Keeping faith? Not when it comes to India
MUMBAI (Reuters) - The enthusiasm that propelled Indian markets at the start of 2012 is fizzling, as investors see big challenges ahead but have little confidence that policymakers will manage them well.
Markets are signalling deep uncertainty about India's ability to steer an economy not yet fully on the mend following recent policy reversals, including uncertainty about taxation of foreign investors.
The lack of confidence is compounded by fears about a cautious central bank, one that will n either deliver enough liquidity to ease an acute cash shortage among banks, nor enough cuts in the interest rates to boost economic growth.
Here are six market signals that show the deepening worries from investors.
OIL PRICES SURGE JUST AT THE WRONG TIME
The RBI had been expected to cut the repo rate aggressively in 2012, but that is no longer the case.
A Reuters poll shows a majority of analysts expect the central bank to ease the rate by 25 basis points on April 17, but expect only an additional 50 bps in cuts through the remainder of fiscal 2013.

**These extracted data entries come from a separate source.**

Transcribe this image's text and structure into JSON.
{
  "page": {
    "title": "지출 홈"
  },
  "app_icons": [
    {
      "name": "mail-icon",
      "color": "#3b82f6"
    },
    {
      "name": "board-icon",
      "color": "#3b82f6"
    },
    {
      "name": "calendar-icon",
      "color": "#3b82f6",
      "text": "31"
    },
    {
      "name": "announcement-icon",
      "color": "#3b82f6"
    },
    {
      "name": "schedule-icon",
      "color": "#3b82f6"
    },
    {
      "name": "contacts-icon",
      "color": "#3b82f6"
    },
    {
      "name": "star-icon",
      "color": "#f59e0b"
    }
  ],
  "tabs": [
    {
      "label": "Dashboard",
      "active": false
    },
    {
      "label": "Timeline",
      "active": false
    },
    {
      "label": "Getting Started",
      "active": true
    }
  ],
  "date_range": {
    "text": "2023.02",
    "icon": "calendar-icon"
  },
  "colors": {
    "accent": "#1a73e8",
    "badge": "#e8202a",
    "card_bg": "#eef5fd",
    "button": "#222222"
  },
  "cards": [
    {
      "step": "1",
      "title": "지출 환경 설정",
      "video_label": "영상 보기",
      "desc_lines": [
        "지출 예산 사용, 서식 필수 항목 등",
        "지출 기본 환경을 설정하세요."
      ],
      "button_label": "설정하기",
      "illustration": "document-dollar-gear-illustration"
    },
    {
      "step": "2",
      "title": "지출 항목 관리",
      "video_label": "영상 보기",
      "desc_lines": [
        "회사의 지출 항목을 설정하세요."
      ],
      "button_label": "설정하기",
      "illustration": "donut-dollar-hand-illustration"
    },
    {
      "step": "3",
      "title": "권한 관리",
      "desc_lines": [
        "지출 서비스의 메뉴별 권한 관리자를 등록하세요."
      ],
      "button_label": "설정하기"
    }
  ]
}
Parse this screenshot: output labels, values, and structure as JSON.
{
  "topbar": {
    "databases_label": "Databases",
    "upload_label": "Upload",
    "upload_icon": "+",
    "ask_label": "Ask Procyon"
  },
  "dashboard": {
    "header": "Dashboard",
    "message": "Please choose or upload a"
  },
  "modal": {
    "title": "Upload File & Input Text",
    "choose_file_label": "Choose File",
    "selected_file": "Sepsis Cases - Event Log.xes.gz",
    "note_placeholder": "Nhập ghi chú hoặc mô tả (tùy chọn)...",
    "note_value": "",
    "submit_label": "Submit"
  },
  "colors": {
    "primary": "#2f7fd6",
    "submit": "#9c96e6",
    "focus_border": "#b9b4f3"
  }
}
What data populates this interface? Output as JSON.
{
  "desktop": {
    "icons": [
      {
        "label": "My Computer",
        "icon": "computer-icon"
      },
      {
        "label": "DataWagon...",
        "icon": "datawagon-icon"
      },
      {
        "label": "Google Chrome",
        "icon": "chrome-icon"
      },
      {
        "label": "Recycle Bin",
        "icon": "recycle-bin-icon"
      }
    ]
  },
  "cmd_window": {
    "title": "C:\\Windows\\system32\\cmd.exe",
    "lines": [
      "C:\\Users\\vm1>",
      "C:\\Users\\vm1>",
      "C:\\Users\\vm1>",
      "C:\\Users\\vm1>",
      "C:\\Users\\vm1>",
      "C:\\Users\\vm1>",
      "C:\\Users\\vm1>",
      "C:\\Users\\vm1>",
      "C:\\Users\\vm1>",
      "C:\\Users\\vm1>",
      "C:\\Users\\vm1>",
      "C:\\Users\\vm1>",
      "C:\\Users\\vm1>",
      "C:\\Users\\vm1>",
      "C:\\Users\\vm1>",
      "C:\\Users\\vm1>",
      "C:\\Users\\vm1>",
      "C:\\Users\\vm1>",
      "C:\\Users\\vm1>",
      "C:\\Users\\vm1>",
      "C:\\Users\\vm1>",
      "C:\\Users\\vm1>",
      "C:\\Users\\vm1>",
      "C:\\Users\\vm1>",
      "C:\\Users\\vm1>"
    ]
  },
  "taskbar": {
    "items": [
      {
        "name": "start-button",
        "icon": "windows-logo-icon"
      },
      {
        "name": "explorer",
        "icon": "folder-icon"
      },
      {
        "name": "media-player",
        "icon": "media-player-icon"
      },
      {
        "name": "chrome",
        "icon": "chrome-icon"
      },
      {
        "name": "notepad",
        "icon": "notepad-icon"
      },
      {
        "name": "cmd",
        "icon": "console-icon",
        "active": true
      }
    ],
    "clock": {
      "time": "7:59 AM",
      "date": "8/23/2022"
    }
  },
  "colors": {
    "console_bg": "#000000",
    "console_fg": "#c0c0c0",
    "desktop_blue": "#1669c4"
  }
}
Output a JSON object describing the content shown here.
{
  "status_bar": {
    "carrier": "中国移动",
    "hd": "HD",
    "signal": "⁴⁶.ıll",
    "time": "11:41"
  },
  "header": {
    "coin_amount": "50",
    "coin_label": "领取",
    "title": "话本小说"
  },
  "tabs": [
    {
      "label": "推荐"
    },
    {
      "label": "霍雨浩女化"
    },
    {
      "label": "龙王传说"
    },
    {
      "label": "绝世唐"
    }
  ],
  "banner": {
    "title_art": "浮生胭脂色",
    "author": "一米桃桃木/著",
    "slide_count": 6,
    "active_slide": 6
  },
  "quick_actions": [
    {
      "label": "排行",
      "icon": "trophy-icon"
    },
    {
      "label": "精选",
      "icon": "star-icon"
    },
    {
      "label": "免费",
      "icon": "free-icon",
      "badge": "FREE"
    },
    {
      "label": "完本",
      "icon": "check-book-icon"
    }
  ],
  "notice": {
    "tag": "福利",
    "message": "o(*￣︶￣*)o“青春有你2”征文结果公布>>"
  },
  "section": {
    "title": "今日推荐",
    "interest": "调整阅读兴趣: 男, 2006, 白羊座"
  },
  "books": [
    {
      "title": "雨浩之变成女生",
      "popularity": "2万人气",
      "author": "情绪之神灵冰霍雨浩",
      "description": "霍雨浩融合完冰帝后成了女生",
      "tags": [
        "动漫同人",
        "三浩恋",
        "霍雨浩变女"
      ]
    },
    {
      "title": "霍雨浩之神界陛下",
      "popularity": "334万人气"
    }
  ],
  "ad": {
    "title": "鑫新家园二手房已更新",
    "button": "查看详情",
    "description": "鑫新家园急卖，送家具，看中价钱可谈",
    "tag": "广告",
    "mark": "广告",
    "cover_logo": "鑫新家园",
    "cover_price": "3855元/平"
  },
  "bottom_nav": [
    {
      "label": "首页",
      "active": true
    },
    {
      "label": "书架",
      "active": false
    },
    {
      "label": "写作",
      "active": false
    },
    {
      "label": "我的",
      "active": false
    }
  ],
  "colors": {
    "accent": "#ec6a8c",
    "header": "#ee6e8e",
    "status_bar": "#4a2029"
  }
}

The recent surge in oil is one key factor bound to keep India's central bankers concerned about inflation, given India is the world's fourth biggest consumer and imports almost 70 percent of its crude oil.
BOND YIELDS UNLIKELY TO FALL TOO MUCH
Another factor may be even more important: the government's fiscal 2013 federal budget, which contained a higher-than-expected 5.7 trillion rupees in borrowing and a continuation of India's recent loose fiscal policy.
The bulk of that borrowing will happen over the first half of fiscal 2012/13, meaning a steady supply of bond sales that could prevent yields from falling too much.
Investors are also sceptical the government can meet its fiscal deficit target of 5.1 percent of GDP, and that is also reflected in the 10-year benchmark yield that recently hit a three-month peak.
WHY REPO RATE CUTS MAY NOT BE ENOUGH
Another reason bond investors worry has to do with liquidity, seen by some analysts as an even more urgent threat to India than high interest rates.
Conditions in overnight indexed swap markets have eased somewhat, with the spread between the 1-year and the 5-year swap tightening after rising to a negative spread of as much as 107 basis points in September.
However, the spread is still deeply inverted, and the front-end of the curve will not gain much unless investors get more certainty about liquidity conditions and the extent of interest rate cuts in the fiscal year ahead.
The worry is that investors may not see much relief on either. The overnight call rate, though much lower than a recent peak of around 15 percent, is still above the repo rate, in a reflection of how tight interbank liquidity remains.
BANKS NEED MORE URGENT LIQUIDITY MEASURES
Indian lenders' need for cash remains acute, as reflected by the high repo borrowings from the central bank.
The RBI has responded by lowering the cash reserve ratio, or the amount banks must maintain with the central bank, to 4.75 percent from 6 percent this year, and bought limited quantities of bonds via open market operations (OMOs).
That has not been enough. The loan-to-deposit ratio remains at record h igh l evels, as banks attract less in deposits than they lend out, a squeeze that keeps market interest rates high.
April usually brings with it an injection of government spending, but traders believe the RBI will have no option but to step in with more liquidity.
LETTING THE RUPEE GO
Traders are coming around to the idea that the RBI may not be able to defend the rupee as the current account deficit continues to widen, meaning the RBI will have to factor in the ensuing potential for higher inflation into its policy actions.
Capital inflows, which the government relied on to narrow the deficit, are expected to remain volatile, especially at a time of deep concern over the government's stance regarding foreign taxation and other policy reversals.
India's forex reserves have also fallen, to just below $300 billion, which could make the RBI more gun-shy when it comes to intervention, after selling a net $20.14 billion in spot markets from September to February.
STOCKS STAY DEFENSIVE
The caution among investors is also reflected in stock markets.
A rally earlier this year in India's main BSE index is running out of steam, as foreign investors' net purchases slow.
That means investors have switched to a defensive stance, with both the health care sub-index and consumer goods, traditionally in demand during bad times, hitting record highs in April.